28. Jänner 2008 09:11

Rabattschlacht 

Preisboxen im Sporthandel

Der heimische Sportartikelhandel legte zwar im Vorjahr ein Umsatzplus hin, kämpft aber mit dem Preisverfall vor allem bei Skiern.

Preisboxen im Sporthandel
© EPA

Während seit gestern in München die ispo winter 08, die weltweit größte Sportartikel-Fachmesse, ihre Pforten geöffnet hat, kämpfen die heimischen Sportartikelhändler mit dem Preisverfall in der Branche. Rabatte von bis zu 70 Prozent sind vor allem im Skigeschäft keine Seltenheit. So verkauft zum Beispiel Intersport Eybl den Head Slalomcarver Free Flex Plus 11 samt Bindung statt um 719,90 Euro jetzt um 329,99 Euro.
Die Preisschlacht stößt auch innerhalb der Branche auf Widerstand: „Der Wettbewerb ist extrem aggressiv.
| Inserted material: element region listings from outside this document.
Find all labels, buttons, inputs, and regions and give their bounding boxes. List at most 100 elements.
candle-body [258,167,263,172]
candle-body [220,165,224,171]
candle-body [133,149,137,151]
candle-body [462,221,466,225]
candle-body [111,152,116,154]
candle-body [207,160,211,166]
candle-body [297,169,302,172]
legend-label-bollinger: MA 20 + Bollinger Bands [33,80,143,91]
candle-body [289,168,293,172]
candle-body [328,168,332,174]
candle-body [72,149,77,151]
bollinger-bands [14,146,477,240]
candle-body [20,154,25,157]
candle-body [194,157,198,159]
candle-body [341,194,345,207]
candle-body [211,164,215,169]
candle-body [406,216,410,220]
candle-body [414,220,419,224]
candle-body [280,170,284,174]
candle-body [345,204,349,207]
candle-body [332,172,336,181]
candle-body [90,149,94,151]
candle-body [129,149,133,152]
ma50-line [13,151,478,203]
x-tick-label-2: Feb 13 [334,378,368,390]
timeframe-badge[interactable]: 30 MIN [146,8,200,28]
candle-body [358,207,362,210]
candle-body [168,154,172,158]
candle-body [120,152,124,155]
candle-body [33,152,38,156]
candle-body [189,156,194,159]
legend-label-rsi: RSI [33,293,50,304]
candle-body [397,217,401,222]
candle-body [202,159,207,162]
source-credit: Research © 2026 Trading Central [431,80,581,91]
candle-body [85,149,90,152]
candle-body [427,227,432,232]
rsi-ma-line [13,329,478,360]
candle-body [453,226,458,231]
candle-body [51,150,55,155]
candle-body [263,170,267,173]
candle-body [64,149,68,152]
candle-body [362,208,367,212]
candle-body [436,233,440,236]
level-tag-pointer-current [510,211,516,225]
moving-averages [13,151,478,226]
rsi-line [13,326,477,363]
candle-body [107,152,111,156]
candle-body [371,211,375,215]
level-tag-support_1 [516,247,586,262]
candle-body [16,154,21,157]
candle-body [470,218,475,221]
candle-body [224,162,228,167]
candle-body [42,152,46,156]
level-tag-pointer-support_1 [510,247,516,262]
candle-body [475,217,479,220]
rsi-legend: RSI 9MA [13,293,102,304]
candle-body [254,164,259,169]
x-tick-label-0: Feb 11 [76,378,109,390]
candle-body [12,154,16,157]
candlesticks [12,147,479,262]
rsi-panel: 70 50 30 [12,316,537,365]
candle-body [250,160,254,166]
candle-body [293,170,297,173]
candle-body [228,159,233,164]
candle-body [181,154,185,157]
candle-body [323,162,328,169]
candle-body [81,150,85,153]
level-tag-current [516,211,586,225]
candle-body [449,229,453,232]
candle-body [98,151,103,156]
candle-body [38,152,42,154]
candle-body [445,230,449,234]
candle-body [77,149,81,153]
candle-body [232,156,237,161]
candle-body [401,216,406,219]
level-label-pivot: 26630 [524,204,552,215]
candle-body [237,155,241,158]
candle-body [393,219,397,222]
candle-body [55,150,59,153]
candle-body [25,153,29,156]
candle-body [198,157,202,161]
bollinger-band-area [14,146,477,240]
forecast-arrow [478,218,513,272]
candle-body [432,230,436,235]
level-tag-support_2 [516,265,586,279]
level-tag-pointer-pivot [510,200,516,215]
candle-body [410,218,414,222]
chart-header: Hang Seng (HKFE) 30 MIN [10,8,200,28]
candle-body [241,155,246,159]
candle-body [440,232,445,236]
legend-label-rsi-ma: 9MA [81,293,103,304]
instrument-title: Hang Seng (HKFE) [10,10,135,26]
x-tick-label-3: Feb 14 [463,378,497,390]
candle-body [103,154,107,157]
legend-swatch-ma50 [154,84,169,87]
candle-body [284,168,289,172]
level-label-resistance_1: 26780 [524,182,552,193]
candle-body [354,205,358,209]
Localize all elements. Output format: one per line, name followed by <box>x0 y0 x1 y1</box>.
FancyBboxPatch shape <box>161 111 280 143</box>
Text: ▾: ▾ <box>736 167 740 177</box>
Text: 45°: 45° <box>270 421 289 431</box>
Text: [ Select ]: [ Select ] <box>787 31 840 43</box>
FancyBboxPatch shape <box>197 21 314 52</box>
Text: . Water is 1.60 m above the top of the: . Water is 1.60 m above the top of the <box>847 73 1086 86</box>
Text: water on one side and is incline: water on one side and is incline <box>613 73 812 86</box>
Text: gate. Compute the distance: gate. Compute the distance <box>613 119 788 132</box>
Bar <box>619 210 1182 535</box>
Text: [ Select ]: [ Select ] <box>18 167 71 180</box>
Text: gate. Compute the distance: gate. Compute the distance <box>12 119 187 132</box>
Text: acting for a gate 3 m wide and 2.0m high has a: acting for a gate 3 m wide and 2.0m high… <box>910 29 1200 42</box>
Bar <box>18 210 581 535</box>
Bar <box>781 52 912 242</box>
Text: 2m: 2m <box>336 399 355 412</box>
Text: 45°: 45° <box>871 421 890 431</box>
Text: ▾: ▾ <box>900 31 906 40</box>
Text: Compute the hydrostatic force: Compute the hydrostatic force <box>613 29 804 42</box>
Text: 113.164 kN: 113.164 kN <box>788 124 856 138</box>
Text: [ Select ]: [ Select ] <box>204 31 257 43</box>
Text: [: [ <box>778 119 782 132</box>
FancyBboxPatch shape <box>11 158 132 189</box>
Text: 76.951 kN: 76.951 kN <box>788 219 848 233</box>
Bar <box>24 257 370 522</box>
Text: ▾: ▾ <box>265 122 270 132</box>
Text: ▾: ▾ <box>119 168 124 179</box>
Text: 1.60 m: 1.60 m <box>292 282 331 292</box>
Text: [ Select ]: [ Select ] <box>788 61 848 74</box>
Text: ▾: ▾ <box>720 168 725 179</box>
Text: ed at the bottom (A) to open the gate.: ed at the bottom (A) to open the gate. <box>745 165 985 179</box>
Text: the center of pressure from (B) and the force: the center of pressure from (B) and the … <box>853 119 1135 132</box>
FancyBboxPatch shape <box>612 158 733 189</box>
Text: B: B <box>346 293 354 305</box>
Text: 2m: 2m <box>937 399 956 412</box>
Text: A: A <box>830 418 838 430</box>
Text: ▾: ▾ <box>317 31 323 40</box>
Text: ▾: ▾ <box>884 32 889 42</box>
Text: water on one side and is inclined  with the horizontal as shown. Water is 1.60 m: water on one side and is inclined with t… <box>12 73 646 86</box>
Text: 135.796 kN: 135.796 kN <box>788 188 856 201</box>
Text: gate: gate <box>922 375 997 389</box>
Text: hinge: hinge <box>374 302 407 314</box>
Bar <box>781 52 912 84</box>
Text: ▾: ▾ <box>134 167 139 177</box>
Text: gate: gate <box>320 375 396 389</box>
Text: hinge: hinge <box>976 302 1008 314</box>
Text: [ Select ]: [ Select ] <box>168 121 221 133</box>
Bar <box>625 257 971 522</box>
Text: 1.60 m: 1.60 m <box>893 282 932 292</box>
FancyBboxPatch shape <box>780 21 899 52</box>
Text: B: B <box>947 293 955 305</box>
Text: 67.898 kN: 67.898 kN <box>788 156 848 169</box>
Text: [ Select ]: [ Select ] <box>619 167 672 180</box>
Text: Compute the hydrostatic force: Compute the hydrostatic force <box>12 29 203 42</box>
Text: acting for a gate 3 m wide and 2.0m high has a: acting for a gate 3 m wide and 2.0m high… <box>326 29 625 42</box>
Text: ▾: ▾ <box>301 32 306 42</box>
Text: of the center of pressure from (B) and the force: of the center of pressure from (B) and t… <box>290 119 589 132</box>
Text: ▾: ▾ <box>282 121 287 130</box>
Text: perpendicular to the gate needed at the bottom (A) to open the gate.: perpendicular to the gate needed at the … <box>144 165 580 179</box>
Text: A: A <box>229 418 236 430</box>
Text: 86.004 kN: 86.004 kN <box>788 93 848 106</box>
Der Deckungsbeitrag lässt schwer zu wünschen übrig“, so der Wiener Handelsobmann Fritz Aichinger, der auch selbst ein Sportfachgeschäft betreibt.
Doch nicht nur der Preisverfall, auch das immer stärkere Engagement von branchenfremden Unternehmen in Sachen Sportartikel machen dem Fachhandel zu schaffen. „Bereits heute wird ein Drittel des gesamten Sportartikel-Umsatzes von Ketten wie etwa Hofer oder Tchibo gemacht“, so Aichinger weiter.
Dennoch dürfen die Händler aufatmen. Die Verkaufserlöse in den Sportgeschäften erhöhten sich im Vorjahr um 2,65 Prozent auf voraussichtlich 1,28 Milliarden Euro (2006: 1,24 Milliarden Euro). Die nach dem milden Winter 2006/07 vollen Skilager in den Geschäften seien, so Aichinger, etwas abgebaut worden. Etwa 400.000 Paar Ski wurden im Vorjahr verkauft. „Bei bestimmten Modellen gab es Nachbestellungen, aber nicht in dem Maße wie es sich so mancher erhofft hat“, so der Sprecher des Sportfachhandels. Die Leidtragenden sind dabei die Skiproduzenten. Fischer geht von einem Skiabsatz in der laufenden Saison von 1,1 Millionen Paar aus – um 25 Prozent weniger als im Vorjahr.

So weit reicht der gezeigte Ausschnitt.